As you might expect, I have this image of the manger scene set in an ED. I think back over my patients, and it makes perfectly good sense to me. I can’t decide if it’s a busy night or a slow one. But there are Mary and Joseph, maybe homeless. We do see the homeless, don’t we? And certainly the poor. “Doctor, we don’t have any money or anywhere to go. Can we stay here tonight?” We might try social work, but face it, they probably went home already. The poor are always among us.

If it’s a slow night, the nurses are stricken with a kind of magic. They fluff Mary’s pillow, and one of them (who used to do OB) notices the way Mary is breathing and holding her belly. “She’s going to deliver!” (For the purpose of the story, Labor and Delivery is full to capacity.) All of the nurses are hovering, getting ice for Mary and coffee for Joseph, who has not so much as the change to buy one.

If it’s a busy night, everyone is frantic, and when Mary says, “I think the baby is coming!” the staff roll their eyes, as if they needed one more thing between the overdoses and the chest pains, the weaknesses and the demanding daughter in the hallway insisting on endless attention for her aging mother.

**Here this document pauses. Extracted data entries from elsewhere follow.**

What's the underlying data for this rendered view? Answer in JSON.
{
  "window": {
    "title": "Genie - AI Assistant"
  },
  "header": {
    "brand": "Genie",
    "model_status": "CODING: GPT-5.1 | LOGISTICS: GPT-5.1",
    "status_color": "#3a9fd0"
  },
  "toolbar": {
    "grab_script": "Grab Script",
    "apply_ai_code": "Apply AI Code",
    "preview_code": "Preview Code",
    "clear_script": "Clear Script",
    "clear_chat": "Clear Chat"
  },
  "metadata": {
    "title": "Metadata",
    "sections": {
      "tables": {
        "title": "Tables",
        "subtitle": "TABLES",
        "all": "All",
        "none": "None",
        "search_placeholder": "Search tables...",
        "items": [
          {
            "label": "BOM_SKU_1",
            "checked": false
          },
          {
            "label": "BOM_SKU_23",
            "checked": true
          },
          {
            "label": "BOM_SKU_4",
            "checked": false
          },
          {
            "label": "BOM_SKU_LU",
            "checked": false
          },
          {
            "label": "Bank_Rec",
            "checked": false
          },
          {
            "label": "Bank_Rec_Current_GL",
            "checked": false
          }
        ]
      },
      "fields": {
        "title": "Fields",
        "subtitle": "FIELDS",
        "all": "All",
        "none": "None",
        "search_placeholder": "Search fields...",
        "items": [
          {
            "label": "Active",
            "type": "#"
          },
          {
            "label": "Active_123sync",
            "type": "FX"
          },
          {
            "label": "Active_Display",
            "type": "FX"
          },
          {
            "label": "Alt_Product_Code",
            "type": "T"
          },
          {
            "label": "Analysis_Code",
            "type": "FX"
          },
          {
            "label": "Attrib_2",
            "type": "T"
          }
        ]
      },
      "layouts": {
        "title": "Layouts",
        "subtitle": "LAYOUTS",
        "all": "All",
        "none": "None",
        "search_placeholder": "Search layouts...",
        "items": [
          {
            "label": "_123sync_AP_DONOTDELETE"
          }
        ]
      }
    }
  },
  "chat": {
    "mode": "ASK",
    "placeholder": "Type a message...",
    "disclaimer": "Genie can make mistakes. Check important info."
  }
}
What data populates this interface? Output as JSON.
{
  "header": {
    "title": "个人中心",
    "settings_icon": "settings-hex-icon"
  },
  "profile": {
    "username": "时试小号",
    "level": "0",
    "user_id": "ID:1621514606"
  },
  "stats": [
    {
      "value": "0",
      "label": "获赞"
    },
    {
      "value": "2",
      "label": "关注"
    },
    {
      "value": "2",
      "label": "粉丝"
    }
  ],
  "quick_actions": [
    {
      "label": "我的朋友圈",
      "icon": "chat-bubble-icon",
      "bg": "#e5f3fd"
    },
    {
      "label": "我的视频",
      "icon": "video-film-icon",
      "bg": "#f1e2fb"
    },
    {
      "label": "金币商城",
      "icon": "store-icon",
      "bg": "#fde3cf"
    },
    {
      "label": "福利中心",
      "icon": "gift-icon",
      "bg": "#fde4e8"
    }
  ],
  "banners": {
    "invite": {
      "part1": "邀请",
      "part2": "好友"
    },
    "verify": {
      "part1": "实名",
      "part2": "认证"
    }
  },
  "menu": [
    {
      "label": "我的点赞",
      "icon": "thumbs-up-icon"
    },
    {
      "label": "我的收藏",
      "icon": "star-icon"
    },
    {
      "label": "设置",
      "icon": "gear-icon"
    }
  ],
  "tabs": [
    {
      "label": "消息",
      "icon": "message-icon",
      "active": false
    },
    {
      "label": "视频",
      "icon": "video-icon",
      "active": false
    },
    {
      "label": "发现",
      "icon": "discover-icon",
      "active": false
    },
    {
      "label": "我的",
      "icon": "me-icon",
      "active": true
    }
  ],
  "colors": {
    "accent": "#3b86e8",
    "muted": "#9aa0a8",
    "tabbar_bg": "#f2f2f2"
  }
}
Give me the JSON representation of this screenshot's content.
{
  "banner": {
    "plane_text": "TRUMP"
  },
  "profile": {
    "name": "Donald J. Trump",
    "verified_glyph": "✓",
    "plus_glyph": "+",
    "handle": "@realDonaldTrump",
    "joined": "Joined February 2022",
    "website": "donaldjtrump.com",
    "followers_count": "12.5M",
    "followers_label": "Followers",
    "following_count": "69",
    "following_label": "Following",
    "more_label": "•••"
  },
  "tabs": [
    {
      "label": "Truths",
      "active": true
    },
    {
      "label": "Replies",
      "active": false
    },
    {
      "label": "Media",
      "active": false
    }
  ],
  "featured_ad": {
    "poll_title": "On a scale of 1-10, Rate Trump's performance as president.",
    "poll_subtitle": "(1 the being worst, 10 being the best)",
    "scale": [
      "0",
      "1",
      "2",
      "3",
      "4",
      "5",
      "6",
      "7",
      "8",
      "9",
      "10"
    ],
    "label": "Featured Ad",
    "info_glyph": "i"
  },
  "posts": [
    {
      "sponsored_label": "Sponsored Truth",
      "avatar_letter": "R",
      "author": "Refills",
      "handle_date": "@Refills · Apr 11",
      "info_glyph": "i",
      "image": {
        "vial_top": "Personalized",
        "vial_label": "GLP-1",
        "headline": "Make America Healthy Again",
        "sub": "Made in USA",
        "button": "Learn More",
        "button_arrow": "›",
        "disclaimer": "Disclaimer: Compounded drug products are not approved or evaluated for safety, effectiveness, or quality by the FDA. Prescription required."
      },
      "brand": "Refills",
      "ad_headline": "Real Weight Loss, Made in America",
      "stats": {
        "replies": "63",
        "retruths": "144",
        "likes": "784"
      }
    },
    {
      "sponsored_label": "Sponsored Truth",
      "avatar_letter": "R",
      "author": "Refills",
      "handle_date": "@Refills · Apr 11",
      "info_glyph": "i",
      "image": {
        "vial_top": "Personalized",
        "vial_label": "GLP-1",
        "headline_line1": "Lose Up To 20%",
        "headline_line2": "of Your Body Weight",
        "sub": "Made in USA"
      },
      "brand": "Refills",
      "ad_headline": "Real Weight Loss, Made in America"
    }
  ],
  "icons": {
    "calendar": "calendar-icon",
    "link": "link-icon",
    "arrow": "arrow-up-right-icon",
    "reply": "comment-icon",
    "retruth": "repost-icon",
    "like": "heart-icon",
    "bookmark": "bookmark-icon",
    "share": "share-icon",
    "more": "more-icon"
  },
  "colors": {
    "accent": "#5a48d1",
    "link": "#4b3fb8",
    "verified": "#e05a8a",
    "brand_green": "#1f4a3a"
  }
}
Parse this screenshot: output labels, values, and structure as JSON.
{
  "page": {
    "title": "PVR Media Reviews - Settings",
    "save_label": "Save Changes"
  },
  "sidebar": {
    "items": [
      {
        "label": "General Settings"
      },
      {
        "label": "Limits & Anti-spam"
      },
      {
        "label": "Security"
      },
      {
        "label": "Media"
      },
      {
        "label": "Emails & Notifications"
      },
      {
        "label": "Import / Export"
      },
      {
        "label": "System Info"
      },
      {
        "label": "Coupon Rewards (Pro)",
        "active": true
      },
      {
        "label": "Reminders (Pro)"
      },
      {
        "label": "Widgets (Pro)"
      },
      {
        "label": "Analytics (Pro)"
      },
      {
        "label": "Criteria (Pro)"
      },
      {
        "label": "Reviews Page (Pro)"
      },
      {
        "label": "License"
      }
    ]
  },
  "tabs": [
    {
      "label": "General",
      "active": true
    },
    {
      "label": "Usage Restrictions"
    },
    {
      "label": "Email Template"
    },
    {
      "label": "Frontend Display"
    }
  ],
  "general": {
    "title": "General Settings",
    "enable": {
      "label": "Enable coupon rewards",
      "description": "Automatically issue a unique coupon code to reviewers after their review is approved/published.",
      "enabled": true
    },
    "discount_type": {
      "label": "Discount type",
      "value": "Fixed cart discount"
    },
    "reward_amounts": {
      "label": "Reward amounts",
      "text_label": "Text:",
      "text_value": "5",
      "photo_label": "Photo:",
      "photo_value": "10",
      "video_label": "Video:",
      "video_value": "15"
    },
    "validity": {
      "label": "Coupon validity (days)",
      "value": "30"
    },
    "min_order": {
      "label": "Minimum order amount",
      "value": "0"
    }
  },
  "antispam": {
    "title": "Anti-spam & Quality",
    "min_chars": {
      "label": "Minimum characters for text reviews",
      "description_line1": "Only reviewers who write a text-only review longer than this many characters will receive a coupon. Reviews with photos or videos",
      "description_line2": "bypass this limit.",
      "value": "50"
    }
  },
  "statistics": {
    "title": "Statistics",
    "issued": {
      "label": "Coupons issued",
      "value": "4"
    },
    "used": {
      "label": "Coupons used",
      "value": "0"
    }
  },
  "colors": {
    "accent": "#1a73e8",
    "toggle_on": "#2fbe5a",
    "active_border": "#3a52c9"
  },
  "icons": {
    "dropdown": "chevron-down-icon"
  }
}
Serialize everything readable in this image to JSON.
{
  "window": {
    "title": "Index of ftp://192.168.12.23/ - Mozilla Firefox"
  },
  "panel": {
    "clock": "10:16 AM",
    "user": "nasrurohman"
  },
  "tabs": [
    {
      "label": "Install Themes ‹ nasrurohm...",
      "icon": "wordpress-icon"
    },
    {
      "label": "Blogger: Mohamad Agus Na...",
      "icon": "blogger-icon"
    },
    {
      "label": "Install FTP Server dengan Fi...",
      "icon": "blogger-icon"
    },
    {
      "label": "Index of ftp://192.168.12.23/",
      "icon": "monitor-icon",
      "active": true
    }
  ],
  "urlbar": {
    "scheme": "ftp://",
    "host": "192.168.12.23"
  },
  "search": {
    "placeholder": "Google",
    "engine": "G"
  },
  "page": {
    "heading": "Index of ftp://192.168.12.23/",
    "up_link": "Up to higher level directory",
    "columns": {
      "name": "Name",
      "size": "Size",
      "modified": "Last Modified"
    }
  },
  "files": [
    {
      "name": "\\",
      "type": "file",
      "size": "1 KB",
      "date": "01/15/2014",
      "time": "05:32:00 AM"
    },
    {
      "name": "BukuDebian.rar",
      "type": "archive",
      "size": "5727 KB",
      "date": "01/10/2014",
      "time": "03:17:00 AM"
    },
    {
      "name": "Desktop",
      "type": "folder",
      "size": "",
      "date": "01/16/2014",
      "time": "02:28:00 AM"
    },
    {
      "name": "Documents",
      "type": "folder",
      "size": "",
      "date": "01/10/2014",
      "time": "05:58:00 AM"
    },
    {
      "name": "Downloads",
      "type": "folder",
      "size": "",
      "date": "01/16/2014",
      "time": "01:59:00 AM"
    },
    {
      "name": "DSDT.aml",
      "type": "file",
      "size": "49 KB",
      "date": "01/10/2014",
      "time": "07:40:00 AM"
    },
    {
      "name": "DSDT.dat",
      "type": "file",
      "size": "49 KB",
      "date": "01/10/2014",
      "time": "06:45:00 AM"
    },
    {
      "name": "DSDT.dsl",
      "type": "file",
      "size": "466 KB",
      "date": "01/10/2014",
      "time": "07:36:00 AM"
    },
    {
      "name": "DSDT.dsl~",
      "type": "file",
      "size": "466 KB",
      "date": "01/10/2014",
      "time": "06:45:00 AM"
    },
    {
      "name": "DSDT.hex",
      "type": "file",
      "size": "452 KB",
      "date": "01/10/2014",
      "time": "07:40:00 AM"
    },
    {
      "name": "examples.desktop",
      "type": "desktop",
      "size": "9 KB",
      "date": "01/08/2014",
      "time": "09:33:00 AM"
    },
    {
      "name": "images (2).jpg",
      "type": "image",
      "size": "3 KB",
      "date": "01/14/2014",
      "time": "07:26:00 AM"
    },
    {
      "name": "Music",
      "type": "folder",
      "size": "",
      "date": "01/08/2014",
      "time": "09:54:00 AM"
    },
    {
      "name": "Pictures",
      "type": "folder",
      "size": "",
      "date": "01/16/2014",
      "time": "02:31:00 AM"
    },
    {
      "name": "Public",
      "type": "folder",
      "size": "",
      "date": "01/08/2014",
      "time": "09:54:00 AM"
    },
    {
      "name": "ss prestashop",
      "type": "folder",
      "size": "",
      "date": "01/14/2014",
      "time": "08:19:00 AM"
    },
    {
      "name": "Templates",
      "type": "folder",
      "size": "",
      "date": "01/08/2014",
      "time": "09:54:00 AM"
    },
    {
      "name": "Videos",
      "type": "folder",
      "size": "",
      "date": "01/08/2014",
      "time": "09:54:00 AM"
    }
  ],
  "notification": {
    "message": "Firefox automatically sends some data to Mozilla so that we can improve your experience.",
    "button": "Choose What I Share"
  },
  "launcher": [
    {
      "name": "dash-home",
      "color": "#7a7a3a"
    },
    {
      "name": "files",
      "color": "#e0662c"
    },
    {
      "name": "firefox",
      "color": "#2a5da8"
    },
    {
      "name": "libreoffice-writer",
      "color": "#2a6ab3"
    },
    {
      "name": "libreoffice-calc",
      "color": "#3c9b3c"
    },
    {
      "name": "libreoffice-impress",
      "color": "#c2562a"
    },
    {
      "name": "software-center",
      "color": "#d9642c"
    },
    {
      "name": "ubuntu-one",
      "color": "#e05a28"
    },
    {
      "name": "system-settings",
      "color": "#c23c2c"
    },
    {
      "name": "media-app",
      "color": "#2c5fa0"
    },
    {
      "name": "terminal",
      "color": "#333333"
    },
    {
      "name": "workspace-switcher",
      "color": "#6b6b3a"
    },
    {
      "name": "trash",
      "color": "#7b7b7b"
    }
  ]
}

But they do the right thing, don’t they? They almost always do. We almost always do. Before you can sing “O Little Town of Bethlehem,” the baby is there. He’s crying because they do that. And Mary nurses him immediately after the nurses clean him off. But the nurses, and the doctor who caught him (fumbling, frightened … he hates delivering babies), all of them are somehow breathless. The hair on their necks and arms rises up, chills run along their spines. It’s not fear; it’s wonder. Inexplicable. Another poor baby. So what? Everyone is crying. Nobody knows why. Mary just takes it all in as Joseph wraps his arms around both of them, still in the same dirty sweater, still disheveled.

Of course, there are no animals. And yet. If it’s slow, the sleeping drunk in the next room wakes and stumbles in to see. Looking down, he cries, too. He understands something so deep he can’t express it. Something he forgot about hope and love and parents and forgiveness. He reaches into his pocket, pushes $100 into Joseph’s hand, and goes to lie down again. He sleeps in lovely dreams.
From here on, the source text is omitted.